Sabrina Sanchez, trabalhadora migrante, membro do International Committee on the Rights of Sex Workers na Europa e fundadora do Sindicato Otras, referiu que, apesar de o Governo espanhol ser de esquerda e “um dos mais progressistas na história de Espanha, não quer ouvir os trabalhadores”. Afirmou ainda que o setor “contribui com 0,35% do PIB da UE e que é o único setor que não é tido em consideração”, isto porque são vistos como “criminosos”.

A ativista defendeu que a forma como se olha para a profissão tem de ser uma visão económica e não utópica, porque “o trabalho sexual não vai deixar de existir”, uma vez que quem o faz, fá-lo por necessidade. “Somos pessoas trans, migrantes.

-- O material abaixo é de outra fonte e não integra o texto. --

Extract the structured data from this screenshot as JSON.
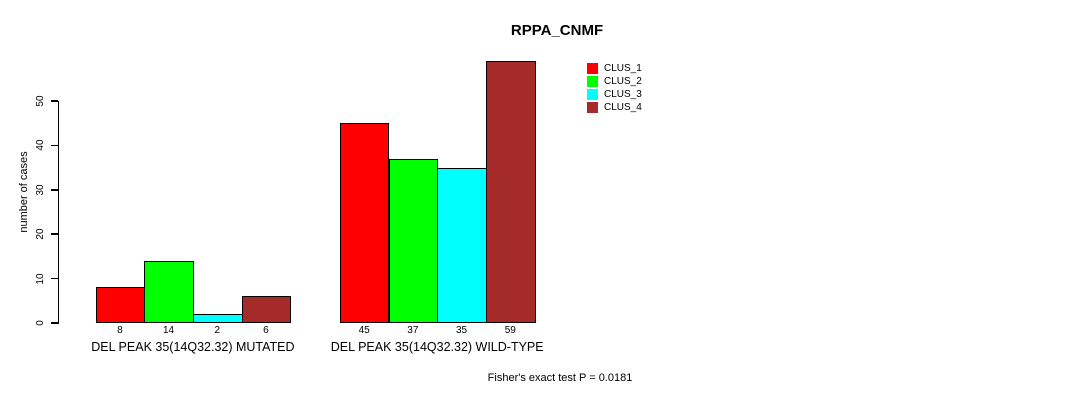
{
  "chart_data": {
    "type": "bar",
    "title": "RPPA_CNMF",
    "ylabel": "number of cases",
    "xlabel": "",
    "ylim": [
      0,
      59
    ],
    "yticks": [
      0,
      10,
      20,
      30,
      40,
      50
    ],
    "grid": false,
    "legend_position": "top-right-inside",
    "categories": [
      "DEL PEAK 35(14Q32.32) MUTATED",
      "DEL PEAK 35(14Q32.32) WILD-TYPE"
    ],
    "series": [
      {
        "name": "CLUS_1",
        "color": "#FF0000",
        "values": [
          8,
          45
        ]
      },
      {
        "name": "CLUS_2",
        "color": "#00FF00",
        "values": [
          14,
          37
        ]
      },
      {
        "name": "CLUS_3",
        "color": "#00FFFF",
        "values": [
          2,
          35
        ]
      },
      {
        "name": "CLUS_4",
        "color": "#A52A2A",
        "values": [
          6,
          59
        ]
      }
    ],
    "bar_value_labels": [
      [
        "8",
        "14",
        "2",
        "6"
      ],
      [
        "45",
        "37",
        "35",
        "59"
      ]
    ],
    "annotation": "Fisher's exact test P = 0.0181",
    "colors": {
      "axis": "#000000",
      "text": "#000000",
      "background": "#FFFFFF"
    }
  }
}
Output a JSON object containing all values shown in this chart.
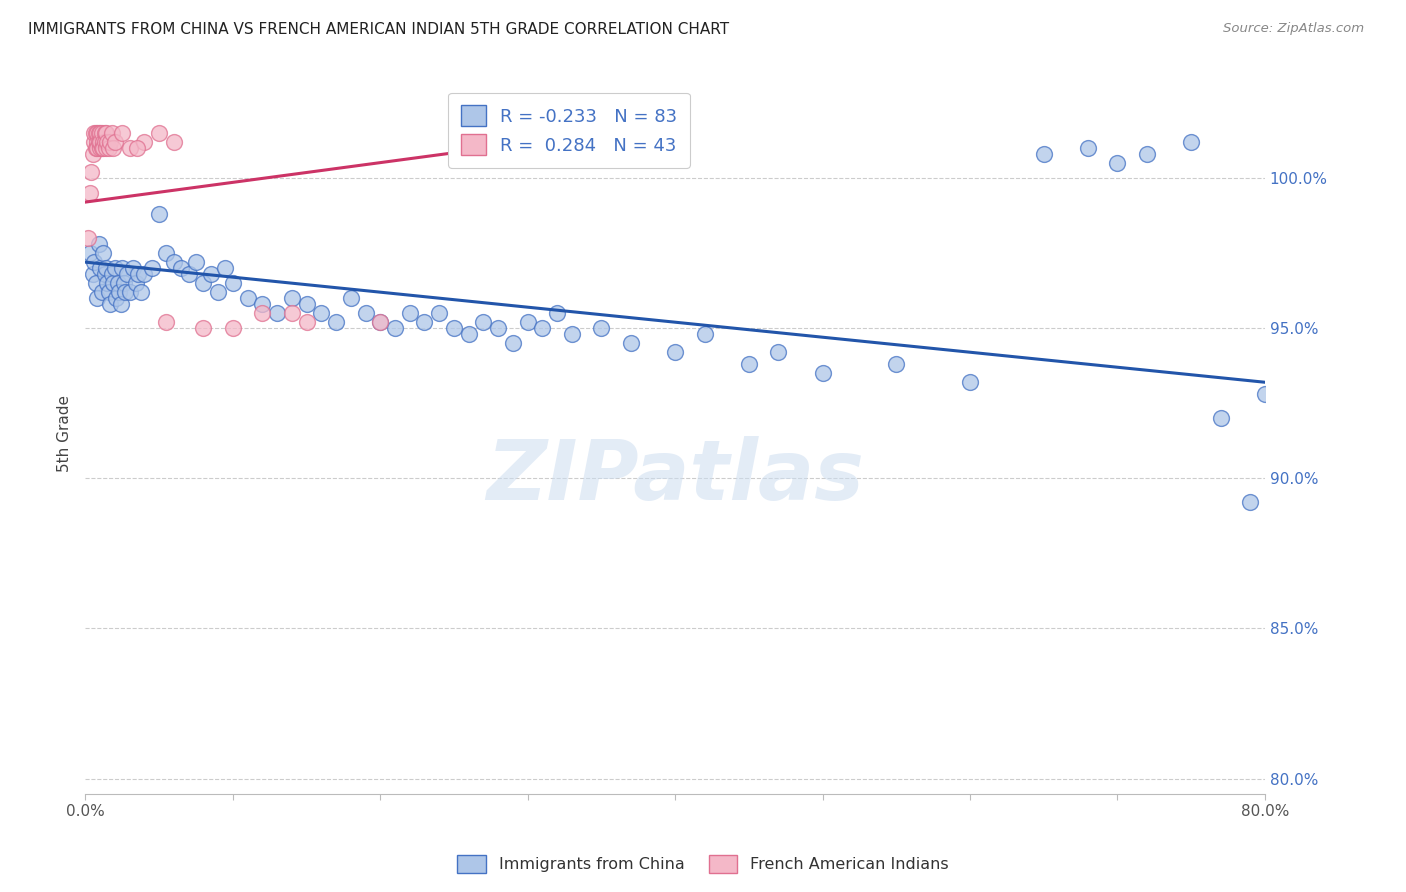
{
  "title": "IMMIGRANTS FROM CHINA VS FRENCH AMERICAN INDIAN 5TH GRADE CORRELATION CHART",
  "source": "Source: ZipAtlas.com",
  "ylabel": "5th Grade",
  "xlim": [
    0.0,
    80.0
  ],
  "ylim": [
    79.5,
    103.5
  ],
  "x_tick_positions": [
    0,
    10,
    20,
    30,
    40,
    50,
    60,
    70,
    80
  ],
  "x_tick_labels": [
    "0.0%",
    "",
    "",
    "",
    "",
    "",
    "",
    "",
    "80.0%"
  ],
  "y_tick_positions": [
    80,
    85,
    90,
    95,
    100
  ],
  "y_tick_labels": [
    "80.0%",
    "85.0%",
    "90.0%",
    "95.0%",
    "100.0%"
  ],
  "blue_R": -0.233,
  "blue_N": 83,
  "pink_R": 0.284,
  "pink_N": 43,
  "blue_color": "#aec6e8",
  "pink_color": "#f4b8c8",
  "blue_edge_color": "#4472c4",
  "pink_edge_color": "#e07090",
  "blue_line_color": "#2255aa",
  "pink_line_color": "#cc3366",
  "legend_label_blue": "Immigrants from China",
  "legend_label_pink": "French American Indians",
  "watermark": "ZIPatlas",
  "blue_line_x0": 0,
  "blue_line_x1": 80,
  "blue_line_y0": 97.2,
  "blue_line_y1": 93.2,
  "pink_line_x0": 0,
  "pink_line_x1": 35,
  "pink_line_y0": 99.2,
  "pink_line_y1": 101.5,
  "blue_scatter_x": [
    0.3,
    0.5,
    0.6,
    0.7,
    0.8,
    0.9,
    1.0,
    1.1,
    1.2,
    1.3,
    1.4,
    1.5,
    1.6,
    1.7,
    1.8,
    1.9,
    2.0,
    2.1,
    2.2,
    2.3,
    2.4,
    2.5,
    2.6,
    2.7,
    2.8,
    3.0,
    3.2,
    3.4,
    3.6,
    3.8,
    4.0,
    4.5,
    5.0,
    5.5,
    6.0,
    6.5,
    7.0,
    7.5,
    8.0,
    8.5,
    9.0,
    9.5,
    10.0,
    11.0,
    12.0,
    13.0,
    14.0,
    15.0,
    16.0,
    17.0,
    18.0,
    19.0,
    20.0,
    21.0,
    22.0,
    23.0,
    24.0,
    25.0,
    26.0,
    27.0,
    28.0,
    29.0,
    30.0,
    31.0,
    32.0,
    33.0,
    35.0,
    37.0,
    40.0,
    42.0,
    45.0,
    47.0,
    50.0,
    55.0,
    60.0,
    65.0,
    68.0,
    70.0,
    72.0,
    75.0,
    77.0,
    79.0,
    80.0
  ],
  "blue_scatter_y": [
    97.5,
    96.8,
    97.2,
    96.5,
    96.0,
    97.8,
    97.0,
    96.2,
    97.5,
    96.8,
    97.0,
    96.5,
    96.2,
    95.8,
    96.8,
    96.5,
    97.0,
    96.0,
    96.5,
    96.2,
    95.8,
    97.0,
    96.5,
    96.2,
    96.8,
    96.2,
    97.0,
    96.5,
    96.8,
    96.2,
    96.8,
    97.0,
    98.8,
    97.5,
    97.2,
    97.0,
    96.8,
    97.2,
    96.5,
    96.8,
    96.2,
    97.0,
    96.5,
    96.0,
    95.8,
    95.5,
    96.0,
    95.8,
    95.5,
    95.2,
    96.0,
    95.5,
    95.2,
    95.0,
    95.5,
    95.2,
    95.5,
    95.0,
    94.8,
    95.2,
    95.0,
    94.5,
    95.2,
    95.0,
    95.5,
    94.8,
    95.0,
    94.5,
    94.2,
    94.8,
    93.8,
    94.2,
    93.5,
    93.8,
    93.2,
    100.8,
    101.0,
    100.5,
    100.8,
    101.2,
    92.0,
    89.2,
    92.8
  ],
  "pink_scatter_x": [
    0.2,
    0.3,
    0.4,
    0.5,
    0.6,
    0.6,
    0.7,
    0.7,
    0.8,
    0.8,
    0.8,
    0.9,
    0.9,
    1.0,
    1.0,
    1.0,
    1.1,
    1.1,
    1.2,
    1.2,
    1.3,
    1.3,
    1.4,
    1.4,
    1.5,
    1.6,
    1.7,
    1.8,
    1.9,
    2.0,
    2.5,
    3.0,
    4.0,
    5.0,
    6.0,
    3.5,
    5.5,
    8.0,
    12.0,
    15.0,
    10.0,
    14.0,
    20.0
  ],
  "pink_scatter_y": [
    98.0,
    99.5,
    100.2,
    100.8,
    101.2,
    101.5,
    101.0,
    101.5,
    101.2,
    101.5,
    101.0,
    101.2,
    101.5,
    101.0,
    101.5,
    101.2,
    101.0,
    101.5,
    101.2,
    101.0,
    101.5,
    101.2,
    101.0,
    101.5,
    101.2,
    101.0,
    101.2,
    101.5,
    101.0,
    101.2,
    101.5,
    101.0,
    101.2,
    101.5,
    101.2,
    101.0,
    95.2,
    95.0,
    95.5,
    95.2,
    95.0,
    95.5,
    95.2
  ]
}
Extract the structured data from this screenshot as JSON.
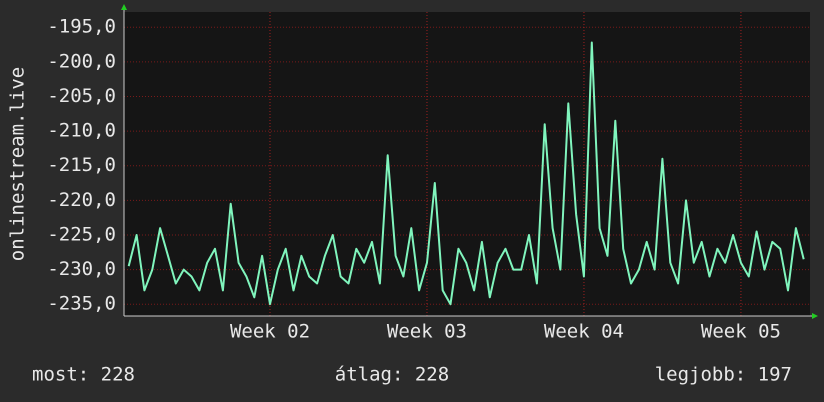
{
  "chart_data": {
    "type": "line",
    "y_label": "onlinestream.live",
    "x": [
      1.1,
      1.15,
      1.2,
      1.25,
      1.3,
      1.35,
      1.4,
      1.45,
      1.5,
      1.55,
      1.6,
      1.65,
      1.7,
      1.75,
      1.8,
      1.85,
      1.9,
      1.95,
      2.0,
      2.05,
      2.1,
      2.15,
      2.2,
      2.25,
      2.3,
      2.35,
      2.4,
      2.45,
      2.5,
      2.55,
      2.6,
      2.65,
      2.7,
      2.75,
      2.8,
      2.85,
      2.9,
      2.95,
      3.0,
      3.05,
      3.1,
      3.15,
      3.2,
      3.25,
      3.3,
      3.35,
      3.4,
      3.45,
      3.5,
      3.55,
      3.6,
      3.65,
      3.7,
      3.75,
      3.8,
      3.85,
      3.9,
      3.95,
      4.0,
      4.05,
      4.1,
      4.15,
      4.2,
      4.25,
      4.3,
      4.35,
      4.4,
      4.45,
      4.5,
      4.55,
      4.6,
      4.65,
      4.7,
      4.75,
      4.8,
      4.85,
      4.9,
      4.95,
      5.0,
      5.05,
      5.1,
      5.15,
      5.2,
      5.25,
      5.3,
      5.35,
      5.4
    ],
    "values": [
      -229.5,
      -225,
      -233,
      -230,
      -224,
      -228,
      -232,
      -230,
      -231,
      -233,
      -229,
      -227,
      -233,
      -220.5,
      -229,
      -231,
      -234,
      -228,
      -235,
      -230,
      -227,
      -233,
      -228,
      -231,
      -232,
      -228,
      -225,
      -231,
      -232,
      -227,
      -229,
      -226,
      -232,
      -213.5,
      -228,
      -231,
      -224,
      -233,
      -229,
      -217.5,
      -233,
      -235,
      -227,
      -229,
      -233,
      -226,
      -234,
      -229,
      -227,
      -230,
      -230,
      -225,
      -232,
      -209,
      -224,
      -230,
      -206,
      -222,
      -231,
      -197.2,
      -224,
      -228,
      -208.5,
      -227,
      -232,
      -230,
      -226,
      -230,
      -214,
      -229,
      -232,
      -220,
      -229,
      -226,
      -231,
      -227,
      -229,
      -225,
      -229,
      -231,
      -224.5,
      -230,
      -226,
      -227,
      -233,
      -224,
      -228.5
    ],
    "color": "#80f5bd",
    "xlim": [
      1.07,
      5.44
    ],
    "xticks": [
      {
        "value": 2,
        "label": "Week 02"
      },
      {
        "value": 3,
        "label": "Week 03"
      },
      {
        "value": 4,
        "label": "Week 04"
      },
      {
        "value": 5,
        "label": "Week 05"
      }
    ],
    "ylim": [
      -236.7,
      -192.8
    ],
    "yticks": [
      {
        "value": -195,
        "label": "-195,0"
      },
      {
        "value": -200,
        "label": "-200,0"
      },
      {
        "value": -205,
        "label": "-205,0"
      },
      {
        "value": -210,
        "label": "-210,0"
      },
      {
        "value": -215,
        "label": "-215,0"
      },
      {
        "value": -220,
        "label": "-220,0"
      },
      {
        "value": -225,
        "label": "-225,0"
      },
      {
        "value": -230,
        "label": "-230,0"
      },
      {
        "value": -235,
        "label": "-235,0"
      }
    ],
    "grid": true,
    "stats": [
      "most: 228",
      "átlag: 228",
      "legjobb: 197"
    ]
  }
}
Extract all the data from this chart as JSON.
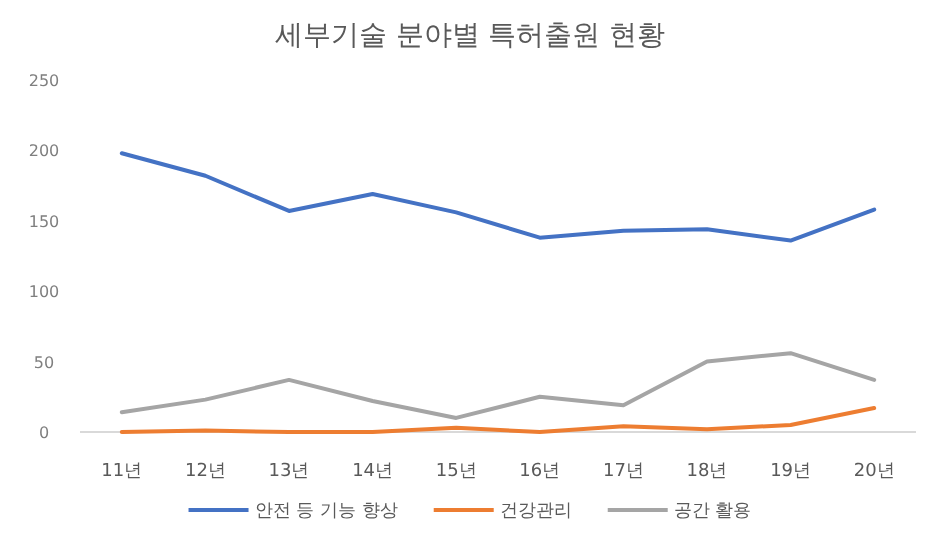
{
  "chart_data": {
    "type": "line",
    "title": "세부기술 분야별 특허출원 현황",
    "categories": [
      "11년",
      "12년",
      "13년",
      "14년",
      "15년",
      "16년",
      "17년",
      "18년",
      "19년",
      "20년"
    ],
    "series": [
      {
        "name": "안전 등 기능 향상",
        "color": "#4472c4",
        "values": [
          198,
          182,
          157,
          169,
          156,
          138,
          143,
          144,
          136,
          158
        ]
      },
      {
        "name": "건강관리",
        "color": "#ed7d31",
        "values": [
          0,
          1,
          0,
          0,
          3,
          0,
          4,
          2,
          5,
          17
        ]
      },
      {
        "name": "공간 활용",
        "color": "#a5a5a5",
        "values": [
          14,
          23,
          37,
          22,
          10,
          25,
          19,
          50,
          56,
          37
        ]
      }
    ],
    "ylim": [
      0,
      250
    ],
    "yticks": [
      0,
      50,
      100,
      150,
      200,
      250
    ],
    "grid": false,
    "legend": "bottom",
    "marker": "none",
    "line_style": "solid"
  }
}
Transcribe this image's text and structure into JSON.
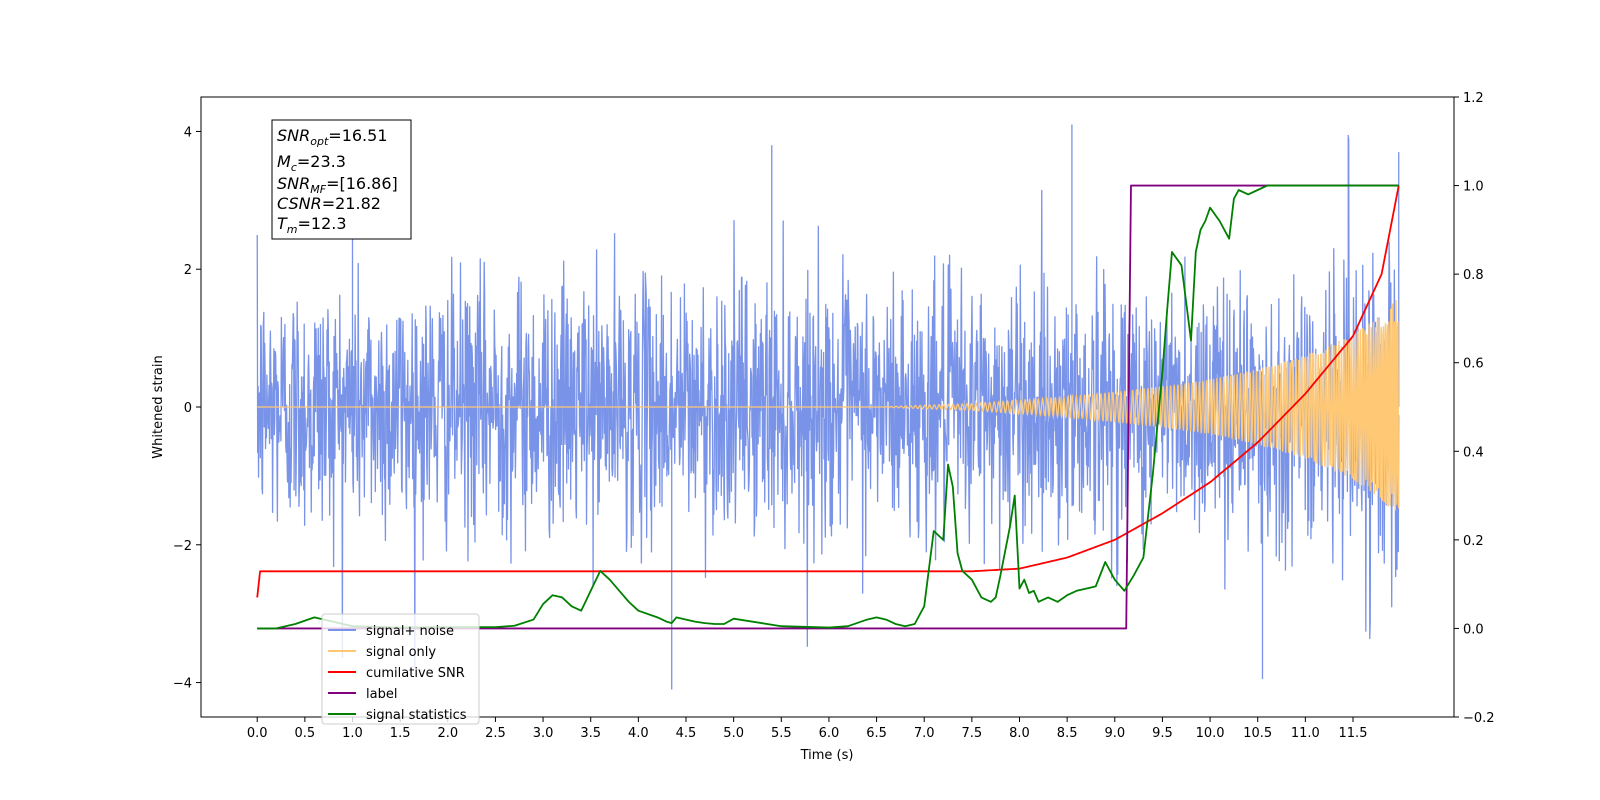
{
  "chart_data": {
    "type": "line",
    "xlabel": "Time (s)",
    "ylabel": "Whitened strain",
    "xlim": [
      -0.59,
      12.56
    ],
    "ylim_left": [
      -4.5,
      4.5
    ],
    "ylim_right": [
      -0.2,
      1.2
    ],
    "xticks": [
      "0.0",
      "0.5",
      "1.0",
      "1.5",
      "2.0",
      "2.5",
      "3.0",
      "3.5",
      "4.0",
      "4.5",
      "5.0",
      "5.5",
      "6.0",
      "6.5",
      "7.0",
      "7.5",
      "8.0",
      "8.5",
      "9.0",
      "9.5",
      "10.0",
      "10.5",
      "11.0",
      "11.5"
    ],
    "yticks_left": [
      "4",
      "2",
      "0",
      "−2",
      "−4"
    ],
    "yticks_left_values": [
      4,
      2,
      0,
      -2,
      -4
    ],
    "yticks_right": [
      "1.2",
      "1.0",
      "0.8",
      "0.6",
      "0.4",
      "0.2",
      "0.0",
      "−0.2"
    ],
    "yticks_right_values": [
      1.2,
      1.0,
      0.8,
      0.6,
      0.4,
      0.2,
      0.0,
      -0.2
    ],
    "info_box": [
      {
        "sym": "SNR",
        "sub": "opt",
        "val": "=16.51"
      },
      {
        "sym": "M",
        "sub": "c",
        "val": "=23.3"
      },
      {
        "sym": "SNR",
        "sub": "MF",
        "val": "=[16.86]"
      },
      {
        "sym": "CSNR",
        "sub": "",
        "val": "=21.82"
      },
      {
        "sym": "T",
        "sub": "m",
        "val": "=12.3"
      }
    ],
    "legend": {
      "placement": "lower-left",
      "entries": [
        {
          "label": "signal+ noise",
          "color": "#7893e8"
        },
        {
          "label": "signal only",
          "color": "#ffc875"
        },
        {
          "label": "cumilative SNR",
          "color": "#ff0000"
        },
        {
          "label": "label",
          "color": "#800080"
        },
        {
          "label": "signal statistics",
          "color": "#008000"
        }
      ]
    },
    "series": [
      {
        "name": "signal+ noise",
        "axis": "left",
        "color": "#7893e8",
        "noise_std": 0.9,
        "x_range": [
          0.0,
          11.98
        ],
        "spike_extremes": [
          [
            1.0,
            3.9
          ],
          [
            4.35,
            -4.1
          ],
          [
            5.4,
            3.8
          ],
          [
            8.55,
            4.1
          ],
          [
            10.55,
            -3.95
          ],
          [
            11.45,
            3.95
          ],
          [
            11.98,
            3.7
          ]
        ]
      },
      {
        "name": "signal only",
        "axis": "left",
        "color": "#ffc875",
        "x": [
          0.0,
          6.5,
          7.5,
          8.5,
          9.0,
          9.5,
          10.0,
          10.5,
          11.0,
          11.5,
          11.8,
          11.98
        ],
        "amplitude": [
          0.0,
          0.0,
          0.05,
          0.15,
          0.22,
          0.3,
          0.4,
          0.55,
          0.75,
          1.05,
          1.35,
          1.6
        ]
      },
      {
        "name": "cumilative SNR",
        "axis": "right",
        "color": "#ff0000",
        "x": [
          0.0,
          0.02,
          7.5,
          8.0,
          8.5,
          9.0,
          9.5,
          10.0,
          10.5,
          11.0,
          11.5,
          11.8,
          11.98
        ],
        "values": [
          0.07,
          0.129,
          0.129,
          0.135,
          0.16,
          0.2,
          0.26,
          0.33,
          0.42,
          0.53,
          0.66,
          0.8,
          1.0
        ]
      },
      {
        "name": "label",
        "axis": "right",
        "color": "#800080",
        "x": [
          0.0,
          9.12,
          9.17,
          11.98
        ],
        "values": [
          0.0,
          0.0,
          1.0,
          1.0
        ]
      },
      {
        "name": "signal statistics",
        "axis": "right",
        "color": "#008000",
        "x": [
          0.0,
          0.2,
          0.4,
          0.6,
          0.8,
          1.0,
          1.5,
          2.0,
          2.5,
          2.7,
          2.9,
          3.0,
          3.1,
          3.2,
          3.3,
          3.4,
          3.5,
          3.6,
          3.7,
          3.8,
          3.9,
          4.0,
          4.2,
          4.3,
          4.35,
          4.4,
          4.5,
          4.6,
          4.7,
          4.8,
          4.9,
          5.0,
          5.5,
          6.0,
          6.2,
          6.4,
          6.5,
          6.6,
          6.7,
          6.8,
          6.9,
          7.0,
          7.1,
          7.2,
          7.25,
          7.3,
          7.35,
          7.4,
          7.5,
          7.55,
          7.6,
          7.65,
          7.7,
          7.75,
          7.8,
          7.9,
          7.95,
          8.0,
          8.05,
          8.1,
          8.15,
          8.2,
          8.3,
          8.4,
          8.5,
          8.6,
          8.7,
          8.8,
          8.9,
          9.0,
          9.1,
          9.2,
          9.3,
          9.4,
          9.5,
          9.55,
          9.6,
          9.7,
          9.8,
          9.85,
          9.9,
          9.95,
          10.0,
          10.1,
          10.2,
          10.25,
          10.3,
          10.4,
          10.5,
          10.6,
          10.7,
          11.0,
          11.5,
          11.98
        ],
        "values": [
          0.0,
          0.0,
          0.01,
          0.025,
          0.015,
          0.005,
          0.002,
          0.003,
          0.003,
          0.006,
          0.02,
          0.055,
          0.075,
          0.07,
          0.05,
          0.04,
          0.085,
          0.13,
          0.11,
          0.085,
          0.06,
          0.04,
          0.025,
          0.015,
          0.012,
          0.025,
          0.02,
          0.015,
          0.012,
          0.01,
          0.01,
          0.022,
          0.005,
          0.002,
          0.005,
          0.02,
          0.025,
          0.02,
          0.01,
          0.005,
          0.01,
          0.05,
          0.22,
          0.2,
          0.37,
          0.32,
          0.17,
          0.13,
          0.11,
          0.09,
          0.07,
          0.065,
          0.06,
          0.07,
          0.12,
          0.23,
          0.3,
          0.09,
          0.11,
          0.08,
          0.085,
          0.06,
          0.07,
          0.06,
          0.075,
          0.085,
          0.09,
          0.095,
          0.15,
          0.11,
          0.085,
          0.12,
          0.16,
          0.35,
          0.58,
          0.72,
          0.85,
          0.82,
          0.65,
          0.85,
          0.9,
          0.92,
          0.95,
          0.92,
          0.88,
          0.97,
          0.99,
          0.98,
          0.99,
          1.0,
          1.0,
          1.0,
          1.0,
          1.0
        ]
      }
    ]
  }
}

Já temos imensas barreiras”, explicou.

Para que os trabalhadores sejam ouvidos, Luca Stevenson, trabalhador do sexo e coordenador do International Committee on the Rights of Sex Workers na Europa, afirmou na mesma sessão que é necessário que estes profissionais se organizem, à semelhança de outros setores. Stevenson considera que não é “eficaz excluir os trabalhadores, porque isso não impede a exploração e a violação”.

Sandra, do Movimento dos Trabalhadores do Sexo em Portugal, considera também que a legislação do setor deve ter em conta as vozes dos trabalhadores. “Nada deveria ser feito sem nós. Qualquer modelo legislativo deveria incluir as nossas vozes na sua realização.”

Algo, aliás, que o estudo recomenda que se faça com base em evidência científica.